感受到身上柔軟的身子忽然動了起來,他連忙喊道:
“欸欸,別動!”
林見夏被他一喊,嚇得又乖乖趴了回去。
“不知道要停穩了再下車嗎?”江渝白沒好氣地喊了一聲,這才慢慢蹲下身子,“喏,下來吧。”
他可沒把這傢伙背上去的打算。
五樓啊五樓,他又不是專業扛水泥的!
感受到背上的重量完全消失後,江渝白這才站起身,看向正扶着把手的林見夏:
“感覺好點沒?"
林見夏聞言稍微動了動腳腕,傳來的遲鈍痛感讓她忍不住蹙了蹙眉頭。
“好....好像好點了?”她不確定道。
江渝白盯着她那隻受傷的腳看了幾秒,最終還是嘆了口氣:
“算了算了。

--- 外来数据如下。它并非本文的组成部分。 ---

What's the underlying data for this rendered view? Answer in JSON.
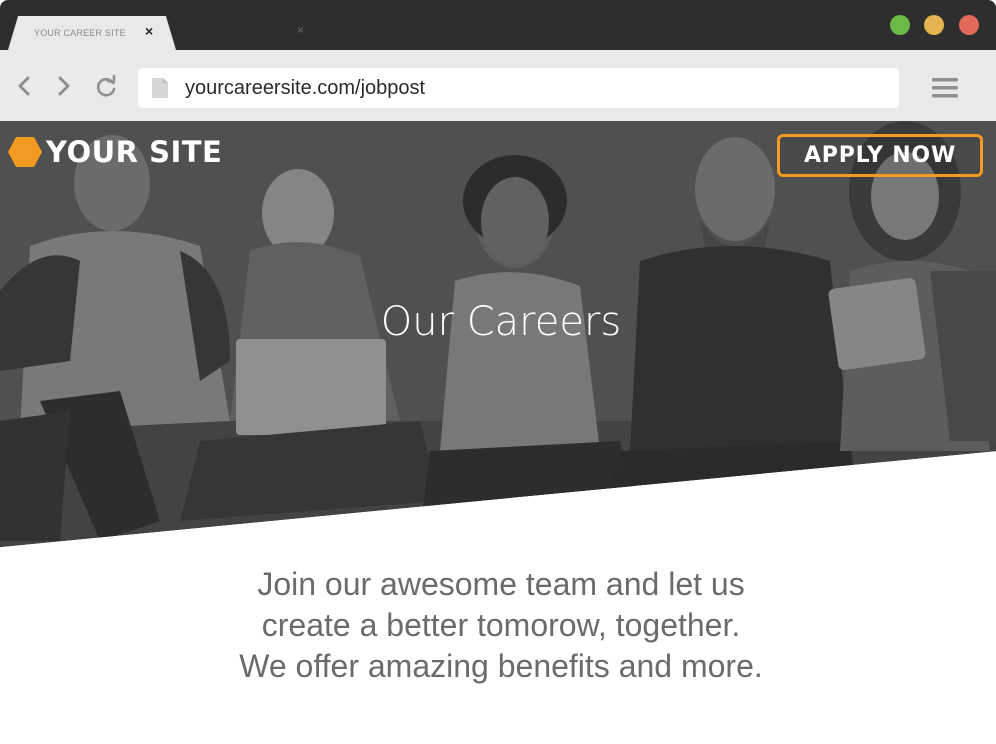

”
他伸手拉住林見夏的手腕,將她的手臂繞過自己肩頭:
“這樣能用力了麼?”
半邊身子的重量都搭在江渝白身上,林見夏耳根悄悄地紅了幾分,只輕輕“嗯了一聲。
之前在狂風暴雨裏,只顧着抵擋風雨,什麼也顧不上想。
可在這安靜昏暗的樓道裏,那股子真切的溫暖才傳了過來。
江渝白自然不知道身旁的人在想什麼。
他試着攙扶她走了兩級臺階,確認她能勉強借力後,便加快了速度。
說實話,他心裏的擔心其實不怎麼比林見夏少。
原本放學到家只需要十分鐘不到的路程,可現在算上學校裏等着的時間,都已經過了快兩個小時了………………
想到這裏,他不由得又加快了幾分動作。
好不容易爬上五樓,林見夏顯然也累得不輕,微微喘息着。
顧不上休息,倆人徑直來到房間門口。
這次江渝白連門都沒敲,直接擰開把手進了屋。
看清屋內景象的瞬間,他頓時怔了一下。
昏暗的燈光下,林聽晚背靠着牆壁蜷坐在牀上,雙手緊緊抱着膝蓋,小臉深深埋在臂彎裏,對他們進屋的動靜毫無反應。
江渝白心裏猛地一緊,下意識脫口喊道:
“晚晚?”
聽到這個稱呼,蜷縮着的少女渾身顫了一下,隨即終於有了反應。
她慢慢抬起小腦袋,露出一對溼潤又惶然的眸子,怔怔地望向江渝白。